Currently the majority of the Syrian refugees in Turkey have temporary protection status. Turkey practices a non-refoulement policy and admits refugees fleeing from conflicts in Syria and Iraq. The government is maintaining implementation of its open-door policy toward the refugees, but it is becoming increasingly difficult to maintain, especially in face of a potential new influx of refugees.
For instance, if ISO would expand its territory, a slim possibility as they were defeated in Kobani and recently in Tel-Abeid, a renewed crisis along the border might spur a new influx of refugees in Șanliurfa province.
Turkey will most likely accept more refugees under the paradigm of its open-door policy, but it would further drain the country’s financial capacity to host them. Certainly a new wave of refugees would ensure increased pressure on the already strained resources available. Indeed, the Turkish government has already spent over 5 billion dollars to handle the humanitarian crisis on its southern borders and in the big Anatolian cities.
Without the support of the international community, the Turkish government faces a deepening hardship in handling this humanitarian disaster, one which threatens to become a national security nightmare.
Without sufficient assistance from the international community, the financial burden of the host country could jeopardize public policy in terms of housing, education, labor and most certainly domestic security. At this point, the Turkish government will be obliged to re-evaluate its open-door policy in view of the June 7th election outcome.
There is a general dissatisfaction felt over the international community’s level of effort to support Turkey in meeting the refugee challenge. Both government and non-government officials alike share their disappointment at the seeming lack of concern on the part of the international community and the role it has played.
Turkey shelters are the largest number of refugees in the world with very little support from other countries. So on the occasion of World Refugee Day, President Anne Brasseur of the Parliamentary Assembly of the European Counsel (PACE) stated, “Member states must face their responsibilities toward refugees in need of protection.”
The Turkish government assumed full responsibility from the beginning which meant that UNHCR and ECHO played a more secondary role. In any case, UNHCR continues to struggle to meet the most basic needs of refugees, but its urgent appeals for assistance go severely underfunded.
UNHCR remains the biggest organization representing the international community in Turkey. It has a variety of projects and it cooperates with AFAD inside and outside the camps. Moreover, UNICEF works on health, education, and psycho-social support for children.
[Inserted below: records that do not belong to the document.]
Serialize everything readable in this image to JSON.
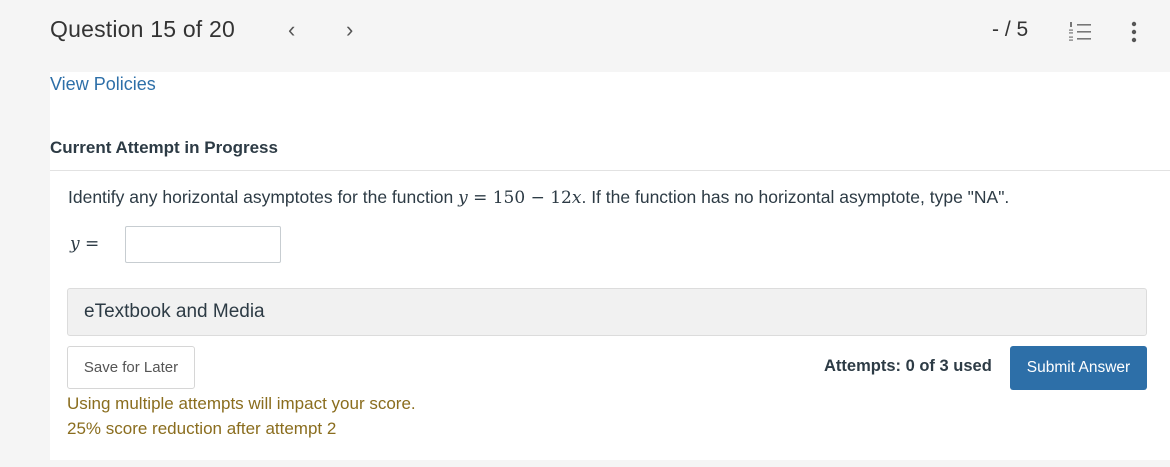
{
  "header": {
    "question_label": "Question 15 of 20",
    "prev_glyph": "‹",
    "next_glyph": "›",
    "score": "- / 5",
    "list_icon": "list-numbered-icon",
    "more_icon": "more-vertical-icon"
  },
  "policies_link": "View Policies",
  "attempt_heading": "Current Attempt in Progress",
  "question": {
    "prefix": "Identify any horizontal asymptotes for the function ",
    "math_y": "y",
    "math_eq": " = 150 − 12",
    "math_x": "x",
    "suffix": ". If the function has no horizontal asymptote, type \"NA\".",
    "answer_label_var": "y",
    "answer_label_eq": " =",
    "answer_value": ""
  },
  "etextbook_label": "eTextbook and Media",
  "buttons": {
    "save_label": "Save for Later",
    "submit_label": "Submit Answer"
  },
  "attempts_text": "Attempts: 0 of 3 used",
  "warnings": {
    "line1": "Using multiple attempts will impact your score.",
    "line2": "25% score reduction after attempt 2"
  },
  "colors": {
    "accent": "#2d6fa8",
    "warning_text": "#8a6d1e"
  }
}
While officials acknowledge some help from the international community through UNHCR and UNICEF, the overwhelming view is that they are exceedingly insufficient.
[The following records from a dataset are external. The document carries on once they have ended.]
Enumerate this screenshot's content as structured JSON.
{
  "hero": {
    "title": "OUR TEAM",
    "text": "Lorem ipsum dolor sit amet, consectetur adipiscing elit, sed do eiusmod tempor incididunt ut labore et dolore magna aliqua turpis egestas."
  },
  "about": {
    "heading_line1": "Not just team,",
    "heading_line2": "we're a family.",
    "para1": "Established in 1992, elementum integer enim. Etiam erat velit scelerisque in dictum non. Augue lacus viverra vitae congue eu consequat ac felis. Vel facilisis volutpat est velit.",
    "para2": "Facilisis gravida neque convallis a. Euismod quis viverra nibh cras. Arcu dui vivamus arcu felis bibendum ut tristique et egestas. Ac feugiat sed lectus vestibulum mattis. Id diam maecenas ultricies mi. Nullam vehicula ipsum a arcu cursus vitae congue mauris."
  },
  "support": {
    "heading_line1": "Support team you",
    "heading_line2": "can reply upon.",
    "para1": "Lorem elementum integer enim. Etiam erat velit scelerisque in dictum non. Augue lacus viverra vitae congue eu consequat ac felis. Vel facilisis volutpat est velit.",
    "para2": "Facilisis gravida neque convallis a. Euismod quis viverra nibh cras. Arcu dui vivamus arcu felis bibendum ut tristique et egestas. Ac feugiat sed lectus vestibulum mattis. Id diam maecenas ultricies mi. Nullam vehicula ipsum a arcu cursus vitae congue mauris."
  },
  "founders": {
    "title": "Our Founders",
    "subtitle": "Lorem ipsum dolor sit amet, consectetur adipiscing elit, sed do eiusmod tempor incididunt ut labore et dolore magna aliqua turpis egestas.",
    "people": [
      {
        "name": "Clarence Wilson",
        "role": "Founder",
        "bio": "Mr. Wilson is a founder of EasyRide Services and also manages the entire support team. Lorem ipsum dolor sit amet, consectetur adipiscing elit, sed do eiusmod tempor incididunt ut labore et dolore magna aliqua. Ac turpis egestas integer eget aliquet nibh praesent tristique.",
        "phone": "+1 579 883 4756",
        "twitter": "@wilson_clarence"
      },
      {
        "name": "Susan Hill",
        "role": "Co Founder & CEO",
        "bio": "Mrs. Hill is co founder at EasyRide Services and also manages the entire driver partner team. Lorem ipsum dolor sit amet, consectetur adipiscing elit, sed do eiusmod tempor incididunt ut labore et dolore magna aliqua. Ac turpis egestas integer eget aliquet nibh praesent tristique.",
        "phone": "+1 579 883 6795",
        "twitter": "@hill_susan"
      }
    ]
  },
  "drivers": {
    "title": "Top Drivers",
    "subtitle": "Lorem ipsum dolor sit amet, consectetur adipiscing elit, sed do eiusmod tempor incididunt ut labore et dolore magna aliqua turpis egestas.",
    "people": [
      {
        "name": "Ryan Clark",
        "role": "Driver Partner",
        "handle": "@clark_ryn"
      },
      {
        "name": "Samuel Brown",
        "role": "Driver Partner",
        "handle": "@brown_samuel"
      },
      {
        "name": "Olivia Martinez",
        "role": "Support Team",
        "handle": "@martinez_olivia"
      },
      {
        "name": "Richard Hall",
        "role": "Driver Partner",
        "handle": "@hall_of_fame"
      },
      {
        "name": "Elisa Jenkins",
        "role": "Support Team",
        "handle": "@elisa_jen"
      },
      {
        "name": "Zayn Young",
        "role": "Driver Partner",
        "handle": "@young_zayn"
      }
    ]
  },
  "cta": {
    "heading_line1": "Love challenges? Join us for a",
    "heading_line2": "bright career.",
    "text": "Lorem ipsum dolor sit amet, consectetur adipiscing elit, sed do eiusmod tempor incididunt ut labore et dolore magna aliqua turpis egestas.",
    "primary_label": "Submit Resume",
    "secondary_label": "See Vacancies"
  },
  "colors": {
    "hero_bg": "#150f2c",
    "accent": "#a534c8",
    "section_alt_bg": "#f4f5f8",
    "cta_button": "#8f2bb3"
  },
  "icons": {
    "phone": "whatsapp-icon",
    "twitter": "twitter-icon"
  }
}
It should be noted that in addition to the general disappointment over the international community’s lack of sufficient support, there are also some misperceptions abut international organizations’ activities and agendas.
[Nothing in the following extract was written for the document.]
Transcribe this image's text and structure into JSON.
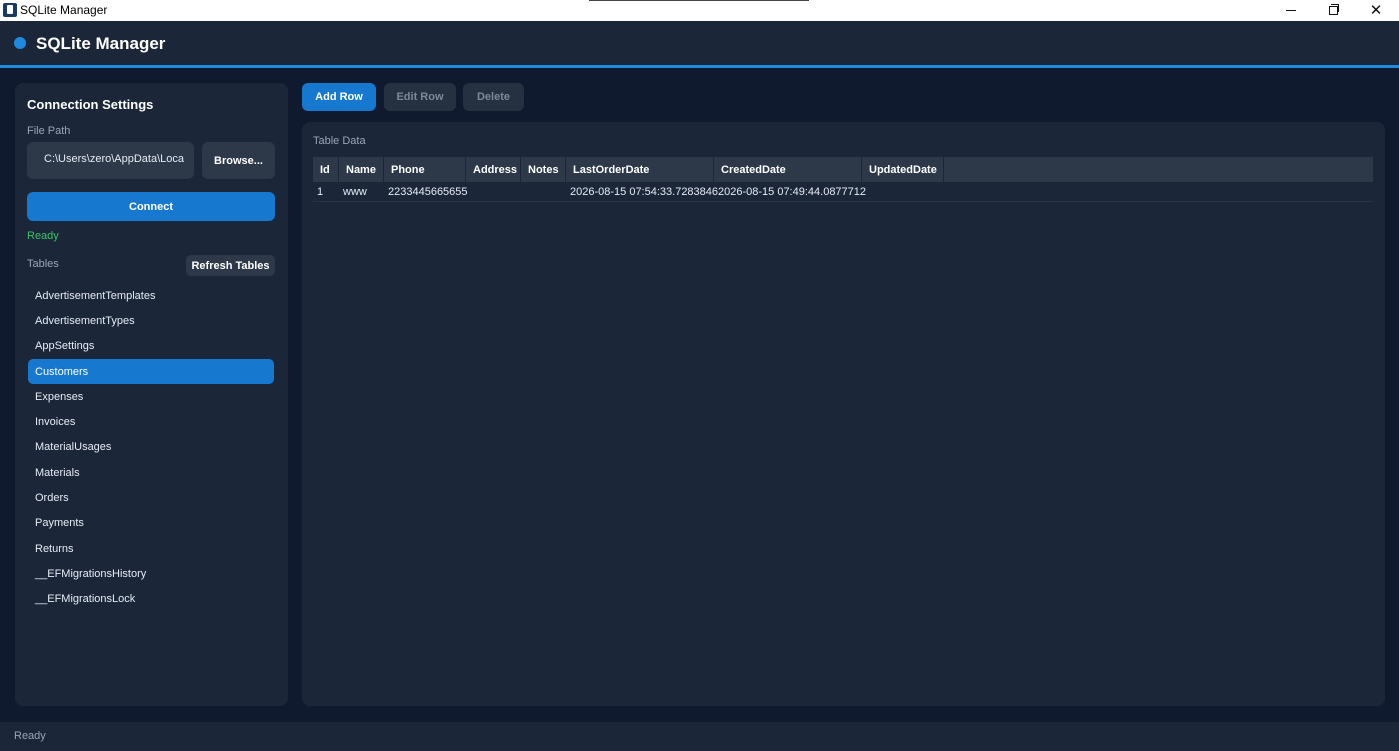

Humanitarian aid policies became one of the major Turkish foreign policy determinants in the wake of the Syrian civil war. Although Turkish foreign policy was initially challenged in light of the so-called Arab Spring, its open-door policy vis-à-vis the hosting of Syrian refugees was at first explicitly based on humanitarian aid, then later on military development on the ground.
The Kobani crisis allowed an implicit shift from humanitarian aid to only para-military/military assistance, creating a military corridor (buffer zone) between the two countries’ borders and allowing the Peshmerga forces to cross into Kobani.
Since the siege of Kobani, more recently the June 7th election, and the question of security in Tel-Abeid, an interesting element has emerged. Public opinion has it that the Kurds in particular are pressing Ankara to change its foreign policy regarding Syria with, so far, no dramatic shift but one foreseen in the near future.
Continued lack of Western response will only reinforce the common Turkish view that the West favors only its strategic and political interests. Current events and the dynamic of on-going conflicts have seen new imperatives emerge, and the concern on the Turkish side is shifting from humanitarian aid to a security paradigm.
Turkey has been the most generous country in providing humanitarian aid at all levels to Syrian refugees affected by these tragic circumstances. But unless it receives substantial and sustained support from the international community, it is fast approaching a crossroads of decision that will affect the lives of millions both inside its borders and beyond.